According to a report by Reuters, other nations identified by the Commission as falling behind are Luxembourg and Ireland.
Targets are set by the EU’s Renewable Energy Directive, introduced in 2009. The United Kingdom is expected to provide 30% electricity, 12% heat, and 10% transport from renewables by 2020.
“This is a wake-up call to our Government, which for the past two years has introduced policy changes that have slowed deployment of renewables in the heat, transport, and power sectors.”
A recent (September 2016) Energy and Climate Change Select Committee report argued that the UK is currently not on track to meet its overall target, and estimated that the country is less than half way towards meeting the 12% heat goal. The amount of renewable fuel in the transport fuel has been capped at 4.75%.
In a stock take on the bloc’s climate targets, due to be published on today (1 February), the European Commission saw renewables accounting for 16.4 percent of overall consumption in 2015.
The Commission said EU nations will have to redouble efforts to meet steeper targets in coming years and were struggling to reduce emissions in the transport sector.
Looking To China
Fearing President Donald Trump will pull the United States out of a global pact to cut emissions, EU officials hope leadership in renewables will help forge ties with China to keep pushing diplomatic efforts to fight climate change.

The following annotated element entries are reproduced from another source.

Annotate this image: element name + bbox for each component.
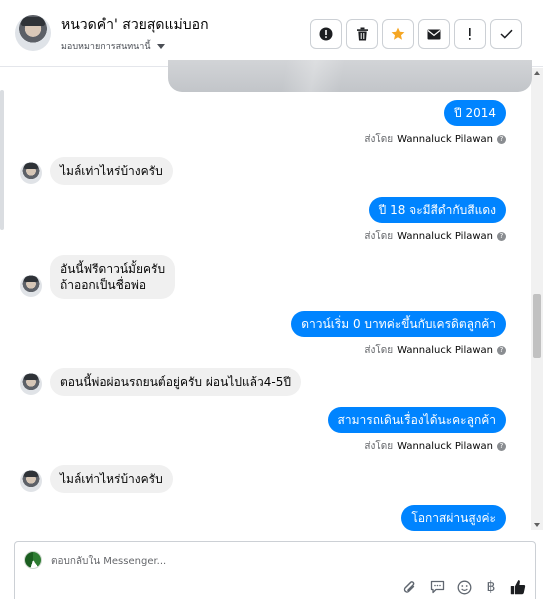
sent-by-label: ส่งโดย Wannaluck Pilawan?: [364, 229, 506, 244]
thumbs-up-icon: [510, 580, 526, 595]
page-avatar: [24, 551, 42, 569]
star-button[interactable]: [382, 19, 414, 49]
outgoing-message[interactable]: ปี 2014: [444, 100, 506, 126]
sender-avatar: [20, 470, 42, 492]
trash-icon: [356, 27, 368, 41]
emoji-icon: [457, 580, 471, 594]
question-icon[interactable]: ?: [497, 135, 506, 144]
exclamation-circle-icon: [319, 27, 333, 41]
scrollbar-thumb[interactable]: [533, 294, 541, 358]
baht-icon: ฿: [486, 579, 496, 595]
exclamation-icon: [469, 28, 471, 40]
like-button[interactable]: [509, 578, 527, 596]
star-icon: [391, 27, 405, 40]
question-icon[interactable]: ?: [497, 346, 506, 355]
contact-avatar[interactable]: [15, 15, 51, 51]
checkmark-icon: [499, 29, 513, 39]
envelope-icon: [427, 29, 441, 39]
question-icon[interactable]: ?: [497, 442, 506, 451]
left-panel-scroll-indicator: [0, 90, 4, 230]
outgoing-message[interactable]: โอกาสผ่านสูงค่ะ: [401, 505, 506, 531]
sent-by-label: ส่งโดย Wannaluck Pilawan?: [364, 439, 506, 454]
attach-button[interactable]: [401, 578, 419, 596]
chevron-down-icon: [156, 43, 165, 49]
message-scrollbar[interactable]: [531, 68, 543, 530]
alert-button[interactable]: [310, 19, 342, 49]
scroll-down-arrow-icon[interactable]: [534, 523, 540, 527]
sender-avatar: [20, 373, 42, 395]
sent-by-label: ส่งโดย Wannaluck Pilawan?: [364, 343, 506, 358]
delete-button[interactable]: [346, 19, 378, 49]
emoji-button[interactable]: [455, 578, 473, 596]
incoming-message[interactable]: อันนี้ฟรีดาวน์มั้ยครับ ถ้าออกเป็นชื่อพ่อ: [50, 255, 176, 299]
outgoing-message[interactable]: ปี 18 จะมีสีดำกับสีแดง: [368, 197, 506, 223]
contact-name[interactable]: หนวดคำ' สวยสุดแม่บอก: [61, 14, 209, 36]
messenger-conversation-panel: หนวดคำ' สวยสุดแม่บอก มอบหมายการสนทนานี้: [0, 0, 543, 599]
sent-by-label: ส่งโดย Wannaluck Pilawan?: [364, 132, 506, 147]
incoming-message[interactable]: ไมล์เท่าไหร่บ้างครับ: [50, 157, 173, 185]
done-button[interactable]: [490, 19, 522, 49]
important-button[interactable]: [454, 19, 486, 49]
sender-avatar: [20, 162, 42, 184]
image-attachment-message[interactable]: [168, 60, 532, 92]
email-button[interactable]: [418, 19, 450, 49]
incoming-message[interactable]: ตอนนี้พ่อผ่อนรถยนต์อยู่ครับ ผ่อนไปแล้ว4-…: [50, 368, 301, 396]
saved-replies-button[interactable]: [428, 578, 446, 596]
outgoing-message[interactable]: ดาวน์เริ่ม 0 บาทค่ะขึ้นกับเครดิตลูกค้า: [291, 311, 506, 337]
scroll-up-arrow-icon[interactable]: [534, 71, 540, 75]
reply-input[interactable]: [51, 552, 511, 570]
speech-bubble-icon: [430, 580, 444, 594]
assign-label: มอบหมายการสนทนานี้: [61, 42, 151, 52]
question-icon[interactable]: ?: [497, 232, 506, 241]
outgoing-message[interactable]: สามารถเดินเรื่องได้นะคะลูกค้า: [327, 407, 506, 433]
conversation-header: หนวดคำ' สวยสุดแม่บอก มอบหมายการสนทนานี้: [0, 0, 543, 67]
payment-button[interactable]: ฿: [482, 578, 500, 596]
reply-composer: ฿: [14, 541, 536, 599]
paperclip-icon: [403, 580, 415, 593]
incoming-message[interactable]: ไมล์เท่าไหร่บ้างครับ: [50, 465, 173, 493]
sender-avatar: [20, 275, 42, 297]
assign-conversation-dropdown[interactable]: มอบหมายการสนทนานี้: [61, 39, 165, 53]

“Despite the current geopolitical uncertainties … Europe will move ahead with the clean energy transition, and will look to China and many others players to push forward,” Climate and Energy Commissioner Miguel Arias Canete told Reuters.
Commenting on the announcement, Dr Nina Skorupska CBE, Chief Executive of the Renewable Energy Association said: “This is a wake-up call to our Government, which for the past two years has introduced policy changes that have slowed deployment of renewables in the heat, transport, and power sectors.
“Our progress towards these targets to date has helped create a multibillion pound industry that in 2014 to 2015 employed nearly 117,000 in the UK.
“While it appears that UK is on track to meet our power targets, we are seriously falling behind in the heat and transport sectors. The Government should take immediate steps to remove the roadblocks to further renewable energy deployment.”
“The Department for Transport should accelerate the timing of the 9.75% of renewables in the fuel mix. Increasing the cap on crops in the production of biofuels, including grasses that help replenish soil health, would make this more achievable.
“In heat, the Government’s recent reform of the Renewable Heat Incentive has stilted the growth of much of the biomass sector.
“Further renewable electricity deployment can help ease the burden on the heat and transport sectors. This can be quickly and cheaply done by re-allowing solar PV and onshore wind to compete in government auctions, and allowing for the further conversion of old coal stations to run on biomass is another affordable, sustainable, and rapid option.
“Maintaining renewables deployment isn’t just about meeting targets. This is about building new industry and positioning Britain as an industrial leader in the 21st century.”
Environmental Standards On UK Post-Brexit
In related news, a leaked report seen by The Guardian suggests MEPs are considering forcing the UK to abide by key green laws under any Brexit deal, according to reports.
The paper suggests the European Parliament would vote against any Brexit deal that would allow Britain to weaken its commitments to cutting pollution or protecting wildlife after it leaves the union, arguing such a deal would threaten the wider European environment.
Under the MEPs’ proposals, Britain could still be subject to a pan-European court that would hold it to account over key green regulations alongside its other commitments under any deal.